During an unrelated Monday news conference, Hizzoner stressed that the Manhattan US Attorney’s investigation focused on alleged conduct that began in 2021, during the administration of his predecessor, Bill de Blasio.
“When action is taken during an administration, people rarely look and see when the action initiated,” Adams said. “The action initiated under another administration. And I think sometimes we skip over that.”
Adams also insisted that when former Fire Commissioner Laura Kavanagh caught wind of the alleged scheme, she immediately reported it to the city’s Department of Investigation.
“Our administration became aware of it, they took the proper steps and reported the action,” Adams said. “DOI conducted their actions when they became aware of it. That is the way the system is supposed to work.”
The indictment was brought against former FDNY Chiefs Anthony Saccavino and Brian Cordasco, both of whom worked in the department’s Fire Prevention Bureau and retired earlier this year.
The two are accused of “soliciting and accepting” bribes from another retired firefighter, Henry Santiago Jr., who operated a business that promised to “expedite” fire safety inspections. Santiago Jr., the indictment alleged, would offer customers frustrated with FDNY inspection backlogs expediting services for thousands of dollars, and then the FDNY chiefs would fast-track those inspections, taking a 30% cut from each payment, according to the indictment.
‘DMO list’ doesn’t exist, Adams maintains
The mayor also again denied that his administration uses a reported internal list of construction projects by big-name developers for the FDNY to fast-track — known as the “Deputy Mayor for Operations (DMO)” List — which appeared in the indictment.
The roster is reportedly being eyed by the feds as part of a separate probe into the mayor’s 2021 campaign over whether it conspired with the Turkish government to receive illegal foreign donations in exchange for favors.
Adams said the indictment “made it clear” that the list was internal to the FDNY, and repeated his claim from late last year that his administration does not have a DMO List.
“We stated it then, and we’re gonna state it again, that this administration did not have a list named like that,” Adams said. “And we made that clear. And we stand by that.”
But according to the indictment, the DMO List is a collection of construction projets that are high-priority for City Hall, not the FDNY.
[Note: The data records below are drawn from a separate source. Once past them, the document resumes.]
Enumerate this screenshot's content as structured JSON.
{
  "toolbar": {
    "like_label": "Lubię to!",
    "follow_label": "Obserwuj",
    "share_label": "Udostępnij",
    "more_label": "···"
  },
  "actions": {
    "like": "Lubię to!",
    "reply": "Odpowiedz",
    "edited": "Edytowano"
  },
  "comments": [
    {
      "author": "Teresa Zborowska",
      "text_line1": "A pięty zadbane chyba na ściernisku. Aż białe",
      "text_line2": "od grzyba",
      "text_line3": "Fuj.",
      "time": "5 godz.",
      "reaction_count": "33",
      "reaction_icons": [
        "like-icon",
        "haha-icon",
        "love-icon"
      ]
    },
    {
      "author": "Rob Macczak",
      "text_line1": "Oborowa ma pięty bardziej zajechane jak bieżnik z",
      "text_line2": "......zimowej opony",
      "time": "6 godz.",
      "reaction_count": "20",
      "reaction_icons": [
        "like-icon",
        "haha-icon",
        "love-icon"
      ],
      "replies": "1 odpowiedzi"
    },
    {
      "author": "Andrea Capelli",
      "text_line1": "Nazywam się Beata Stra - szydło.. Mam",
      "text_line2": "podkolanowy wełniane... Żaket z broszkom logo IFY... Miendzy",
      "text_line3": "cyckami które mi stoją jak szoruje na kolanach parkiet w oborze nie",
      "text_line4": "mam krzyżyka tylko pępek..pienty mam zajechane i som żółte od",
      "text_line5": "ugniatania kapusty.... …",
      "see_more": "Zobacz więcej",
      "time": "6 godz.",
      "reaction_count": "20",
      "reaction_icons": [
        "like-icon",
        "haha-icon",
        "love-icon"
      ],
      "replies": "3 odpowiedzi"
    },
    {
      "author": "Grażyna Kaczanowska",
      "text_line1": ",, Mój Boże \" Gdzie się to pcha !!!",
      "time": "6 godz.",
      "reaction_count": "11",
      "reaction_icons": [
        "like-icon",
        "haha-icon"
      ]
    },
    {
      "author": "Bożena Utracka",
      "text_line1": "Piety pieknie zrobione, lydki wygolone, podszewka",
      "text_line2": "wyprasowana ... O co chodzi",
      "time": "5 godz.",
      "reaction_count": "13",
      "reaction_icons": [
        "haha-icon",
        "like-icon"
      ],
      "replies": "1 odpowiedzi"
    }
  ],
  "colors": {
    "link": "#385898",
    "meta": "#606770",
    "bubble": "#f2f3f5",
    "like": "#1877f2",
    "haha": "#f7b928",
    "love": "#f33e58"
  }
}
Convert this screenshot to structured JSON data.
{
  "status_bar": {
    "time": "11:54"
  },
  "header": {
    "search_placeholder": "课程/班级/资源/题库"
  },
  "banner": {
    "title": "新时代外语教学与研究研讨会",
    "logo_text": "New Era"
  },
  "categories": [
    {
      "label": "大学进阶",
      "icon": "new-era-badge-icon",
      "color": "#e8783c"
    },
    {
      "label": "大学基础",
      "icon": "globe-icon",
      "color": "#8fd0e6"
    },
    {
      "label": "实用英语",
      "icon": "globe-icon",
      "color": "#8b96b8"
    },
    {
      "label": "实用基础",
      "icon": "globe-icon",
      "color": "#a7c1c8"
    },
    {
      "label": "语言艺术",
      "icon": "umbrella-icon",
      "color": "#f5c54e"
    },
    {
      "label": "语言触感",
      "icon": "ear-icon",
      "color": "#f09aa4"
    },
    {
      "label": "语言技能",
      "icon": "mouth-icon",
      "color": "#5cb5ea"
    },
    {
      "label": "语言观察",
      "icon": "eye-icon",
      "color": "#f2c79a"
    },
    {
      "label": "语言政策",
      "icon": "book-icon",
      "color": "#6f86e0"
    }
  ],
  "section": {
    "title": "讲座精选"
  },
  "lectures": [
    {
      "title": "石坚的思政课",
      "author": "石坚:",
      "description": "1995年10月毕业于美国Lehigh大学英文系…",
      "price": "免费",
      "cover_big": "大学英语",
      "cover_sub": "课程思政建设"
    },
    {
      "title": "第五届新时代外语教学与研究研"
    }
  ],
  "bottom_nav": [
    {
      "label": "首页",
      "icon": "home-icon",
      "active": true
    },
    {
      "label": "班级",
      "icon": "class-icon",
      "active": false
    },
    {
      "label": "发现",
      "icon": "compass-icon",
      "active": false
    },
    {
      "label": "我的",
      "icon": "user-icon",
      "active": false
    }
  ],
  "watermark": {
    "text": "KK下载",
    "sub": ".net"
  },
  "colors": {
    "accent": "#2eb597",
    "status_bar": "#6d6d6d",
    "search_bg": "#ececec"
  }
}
Meera Joshi, the current Deputy Mayor for Operations, also refuted the list’s existence. Instead, she pointed to an effort to address a significant backlog of building inspections contained in a report called “Get Stuff Built” that City Hall released at the end of 2022.
“There is not a DMO list,” Joshi said. “There is a system that was established by this administration to address a long-standing backlog.”
The apparent federal investigation and indictment of the two FDNY chiefs come as the Adams administration finds itself in a torrent of scandal.
In addition to the probes into the chiefs and the mayor’s 2021 campaign, Adams’ City Hall is also facing at least three other federal investigations, two of which became public earlier this month. Those investigations led to the resignations of two top Adams administration officials in the past week: now former NYPD Commissioner Edward Caban and Chief Counsel Lisa Zornberg.